The interminable power struggle within Israel’s patchwork coalition profoundly damaged the Diaspora this week after the prime minister reneged on his pledge to establish a permanent space for progressive Jews at Judaism’s holiest site.

He may have succeeded in fractionally reinforcing his position by acquiescing to the demands of the Charedi United Torah Judaism Party and Sephardi Orthodox Shas Party, but Benjamin Netanyahu sent a devastating message to Jews worldwide by overturning a decision to create an egalitarian prayer section at the Kotel: non-Orthodox Jews have a home in the Jewish state, but not at its most important site.

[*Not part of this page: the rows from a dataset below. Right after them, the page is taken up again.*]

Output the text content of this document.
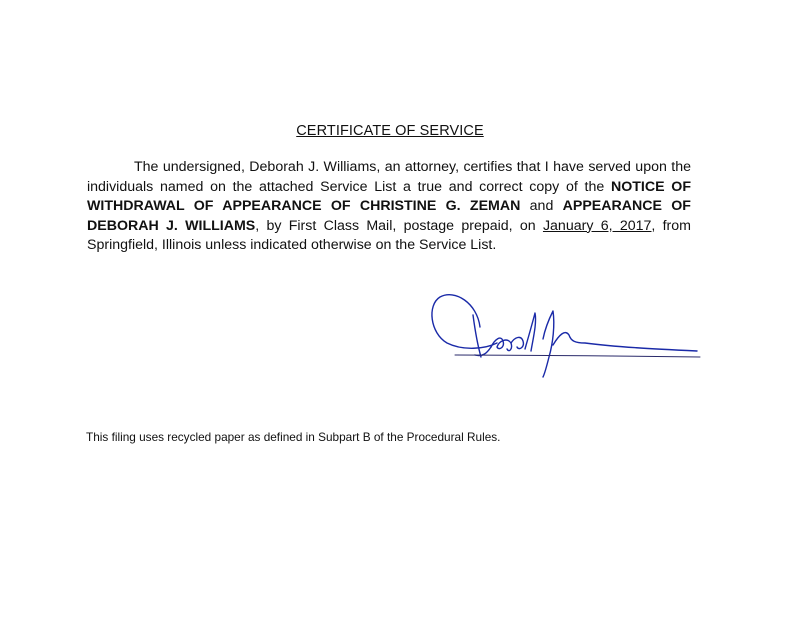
CERTIFICATE OF SERVICE
The undersigned, Deborah J. Williams, an attorney, certifies that I have served upon the individuals named on the attached Service List a true and correct copy of the NOTICE OF WITHDRAWAL OF APPEARANCE OF CHRISTINE G. ZEMAN and APPEARANCE OF DEBORAH J. WILLIAMS, by First Class Mail, postage prepaid, on January 6, 2017, from Springfield, Illinois unless indicated otherwise on the Service List.
This filing uses recycled paper as defined in Subpart B of the Procedural Rules.
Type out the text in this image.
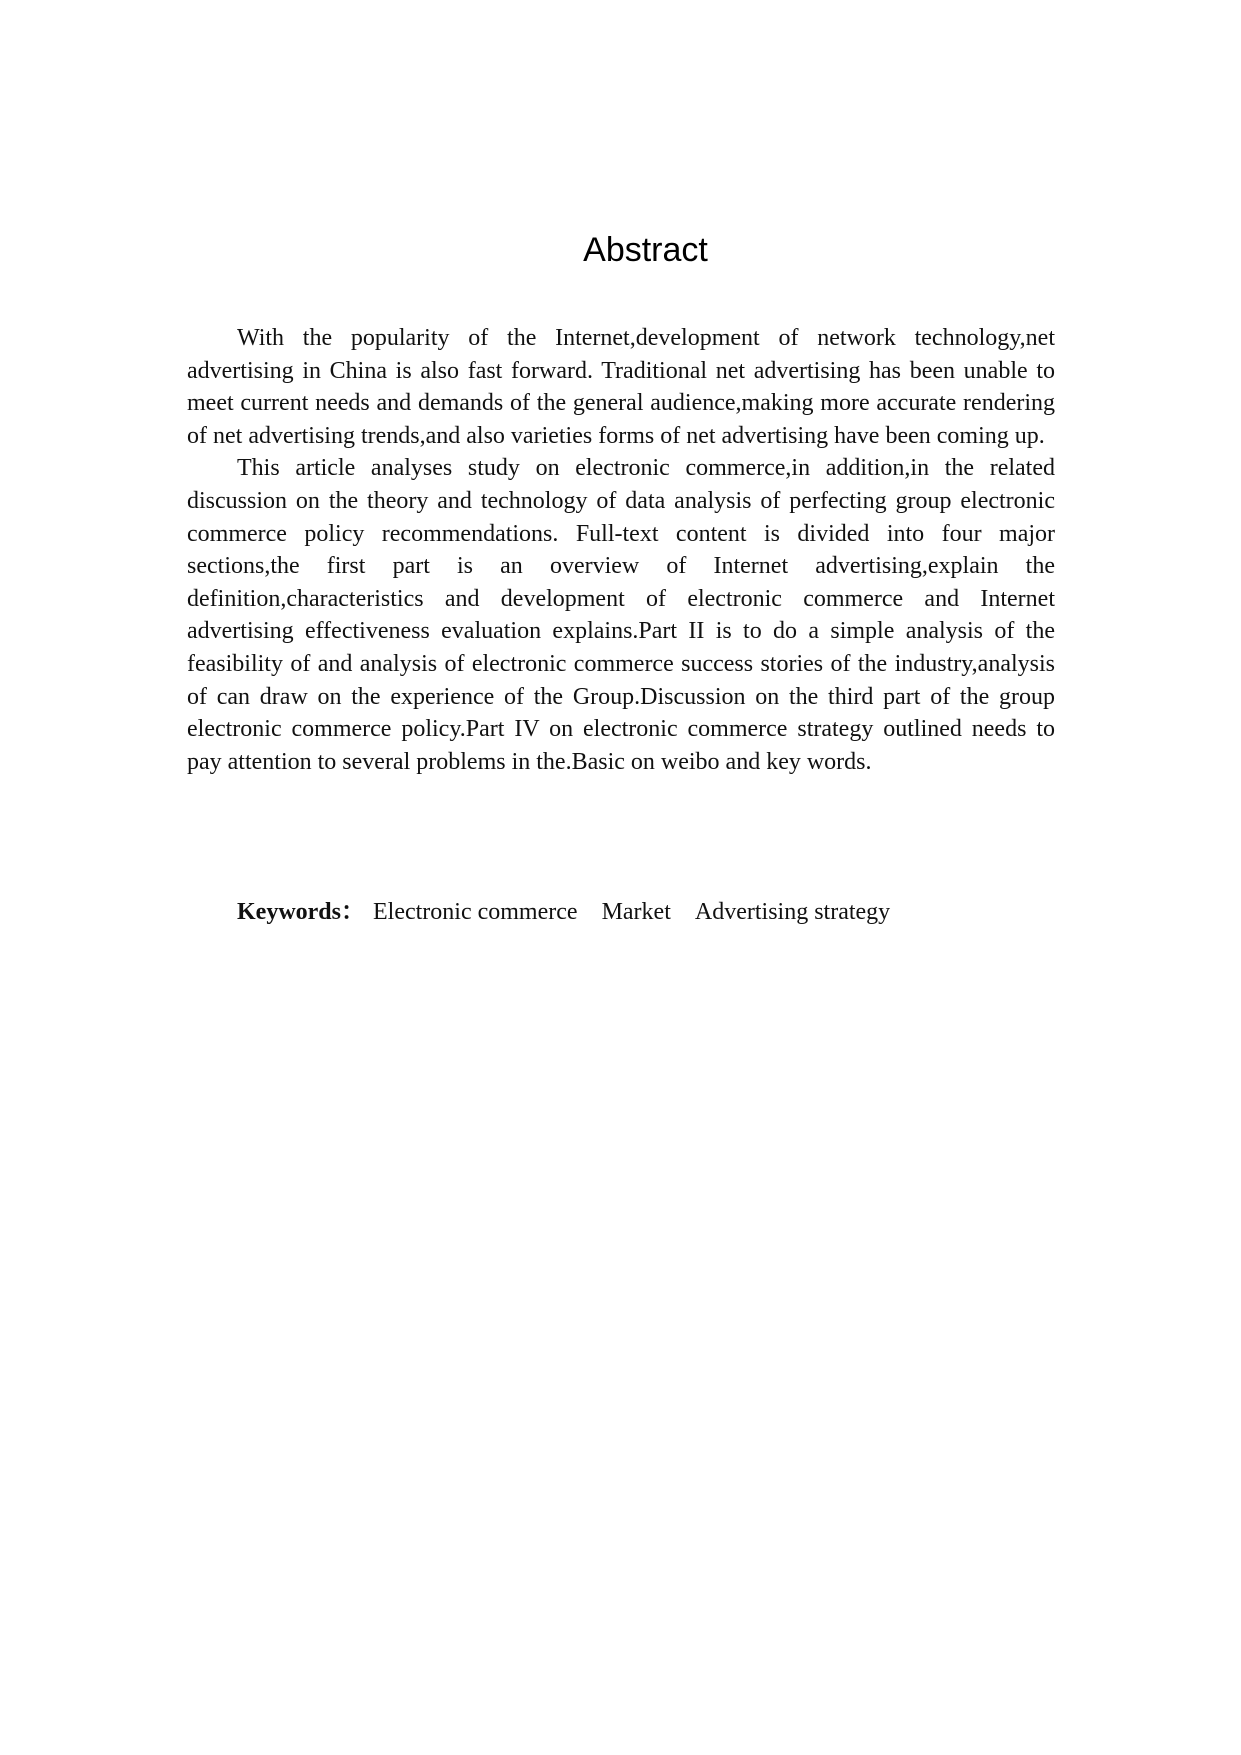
Abstract

With the popularity of the Internet,development of network technology,net advertising in China is also fast forward. Traditional net advertising has been unable to meet current needs and demands of the general audience,making more accurate rendering of net advertising trends,and also varieties forms of net advertising have been coming up.

This article analyses study on electronic commerce,in addition,in the related discussion on the theory and technology of data analysis of perfecting group electronic commerce policy recommendations. Full-text content is divided into four major sections,the first part is an overview of Internet advertising,explain the definition,characteristics and development of electronic commerce and Internet advertising effectiveness evaluation explains.Part II is to do a simple analysis of the feasibility of and analysis of electronic commerce success stories of the industry,analysis of can draw on the experience of the Group.Discussion on the third part of the group electronic commerce policy.Part IV on electronic commerce strategy outlined needs to pay attention to several problems in the.Basic on weibo and key words.

Keywords： Electronic commerce Market Advertising strategy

The Israel Movement for Reform and Progressive Judaism plans to take the battle to Israel’s Supreme Court, while here in the UK rabbis Laura Janner-Klausner of the Reform Movement and Danny Rich of Liberal Judaism did not mince their words, branding the decision a “betrayal of Israeli and Diaspora Jewry.”

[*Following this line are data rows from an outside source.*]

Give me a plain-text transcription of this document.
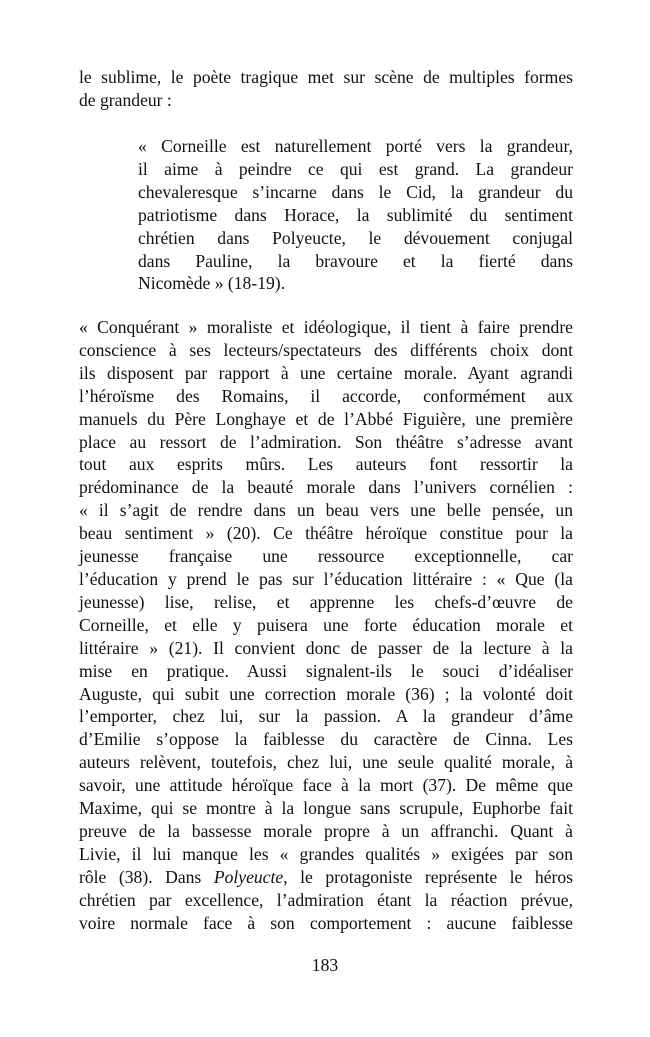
le sublime, le poète tragique met sur scène de multiples formes
de grandeur :

« Corneille est naturellement porté vers la grandeur,
il aime à peindre ce qui est grand. La grandeur
chevaleresque s’incarne dans le Cid, la grandeur du
patriotisme dans Horace, la sublimité du sentiment
chrétien dans Polyeucte, le dévouement conjugal
dans Pauline, la bravoure et la fierté dans
Nicomède » (18-19).

« Conquérant » moraliste et idéologique, il tient à faire prendre
conscience à ses lecteurs/spectateurs des différents choix dont
ils disposent par rapport à une certaine morale. Ayant agrandi
l’héroïsme des Romains, il accorde, conformément aux
manuels du Père Longhaye et de l’Abbé Figuière, une première
place au ressort de l’admiration. Son théâtre s’adresse avant
tout aux esprits mûrs. Les auteurs font ressortir la
prédominance de la beauté morale dans l’univers cornélien :
« il s’agit de rendre dans un beau vers une belle pensée, un
beau sentiment » (20). Ce théâtre héroïque constitue pour la
jeunesse française une ressource exceptionnelle, car
l’éducation y prend le pas sur l’éducation littéraire : « Que (la
jeunesse) lise, relise, et apprenne les chefs-d’œuvre de
Corneille, et elle y puisera une forte éducation morale et
littéraire » (21). Il convient donc de passer de la lecture à la
mise en pratique. Aussi signalent-ils le souci d’idéaliser
Auguste, qui subit une correction morale (36) ; la volonté doit
l’emporter, chez lui, sur la passion. A la grandeur d’âme
d’Emilie s’oppose la faiblesse du caractère de Cinna. Les
auteurs relèvent, toutefois, chez lui, une seule qualité morale, à
savoir, une attitude héroïque face à la mort (37). De même que
Maxime, qui se montre à la longue sans scrupule, Euphorbe fait
preuve de la bassesse morale propre à un affranchi. Quant à
Livie, il lui manque les « grandes qualités » exigées par son
rôle (38). Dans Polyeucte, le protagoniste représente le héros
chrétien par excellence, l’admiration étant la réaction prévue,
voire normale face à son comportement : aucune faiblesse

183
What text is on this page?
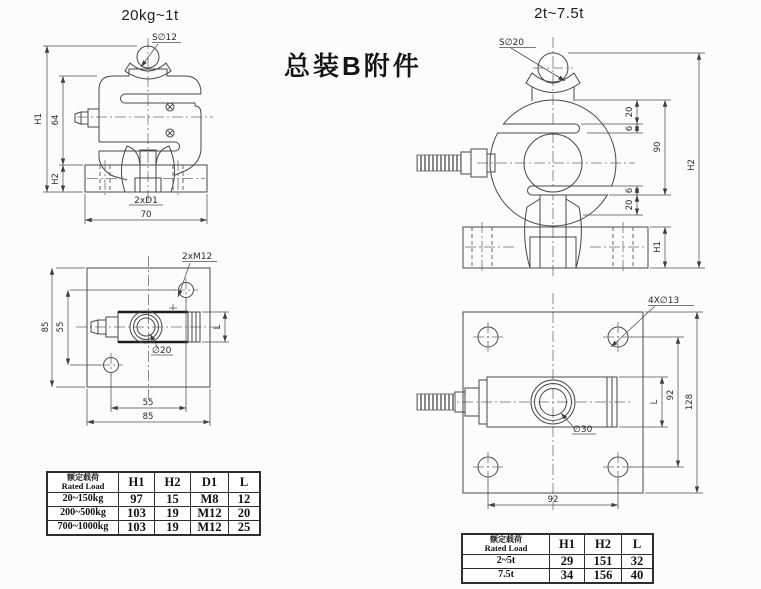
20kg~1t	2t~7.5t
总装B附件
S∅12
H1 64
H2
70
2xD1
2xM12
∅20
85 55
55
85
L
S∅20
20
6
6
20
90
H1
H2
4X∅13
∅30
92
L
92 128
额定载荷
Rated Load	H1	H2	D1	L
20~150kg	97	15	M8	12
200~500kg	103	19	M12	20
700~1000kg	103	19	M12	25
额定载荷
Rated Load	H1	H2	L
2~5t	29	151	32
7.5t	34	156	40
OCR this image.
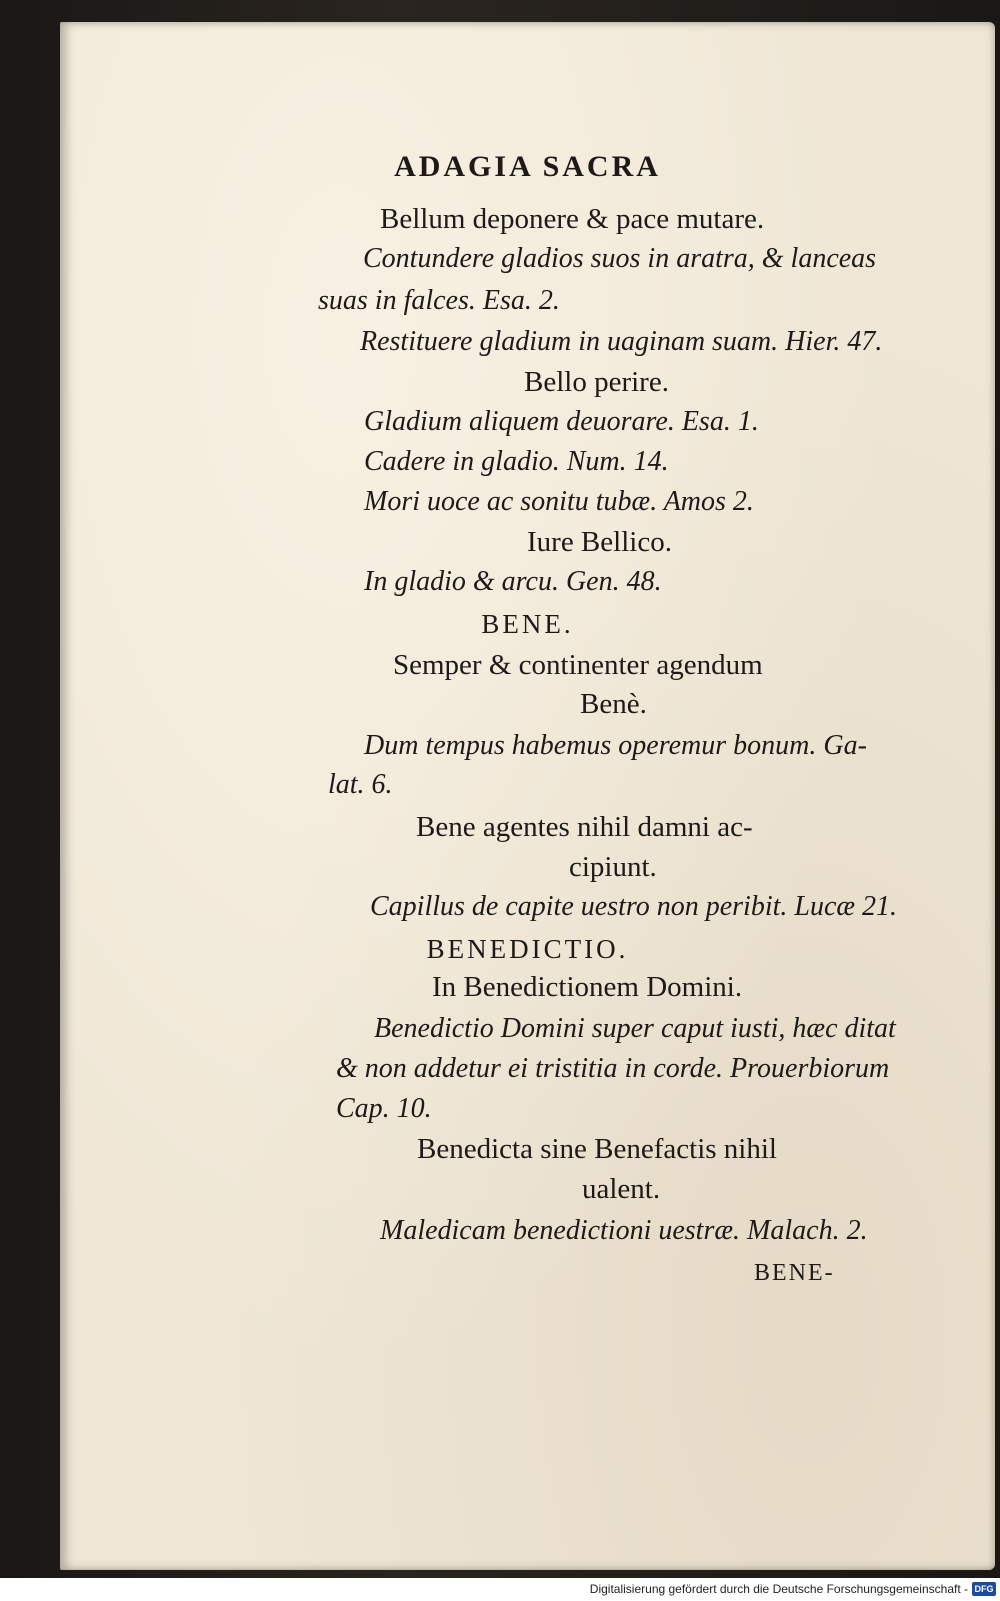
ADAGIA SACRA
Bellum deponere & pace mutare.
Contundere gladios suos in aratra, & lanceas
suas in falces. Esa. 2.
Restituere gladium in uaginam suam. Hier. 47.
Bello perire.
Gladium aliquem deuorare. Esa. 1.
Cadere in gladio. Num. 14.
Mori uoce ac sonitu tubæ. Amos 2.
Iure Bellico.
In gladio & arcu. Gen. 48.
BENE.
Semper & continenter agendum
Benè.
Dum tempus habemus operemur bonum. Ga-
lat. 6.
Bene agentes nihil damni ac-
cipiunt.
Capillus de capite uestro non peribit. Lucæ 21.
BENEDICTIO.
In Benedictionem Domini.
Benedictio Domini super caput iusti, hæc ditat
& non addetur ei tristitia in corde. Prouerbiorum
Cap. 10.
Benedicta sine Benefactis nihil
ualent.
Maledicam benedictioni uestræ. Malach. 2.
BENE-
Digitalisierung gefördert durch die Deutsche Forschungsgemeinschaft - DFG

Writing on page four of this week’s newspaper, Rabbi Janner-Klausner is even more forthright in her indignation, lamenting: “The Kotel, the remains of the site which once united us, is now used, misused and abused to divide us more than ever.”

The damage to the Jewish world’s fundamental bond with the Jewish state will be significant. By ensuring the ultra-Orthodox rabbinate maintains complete control of the Western Wall – days after ministers approved a bill requiring the state to only recognise conversions under the auspices of the Charedi-dominated Chief Rabbinate – Netanyahu has propped up his position by letting down the Diaspora.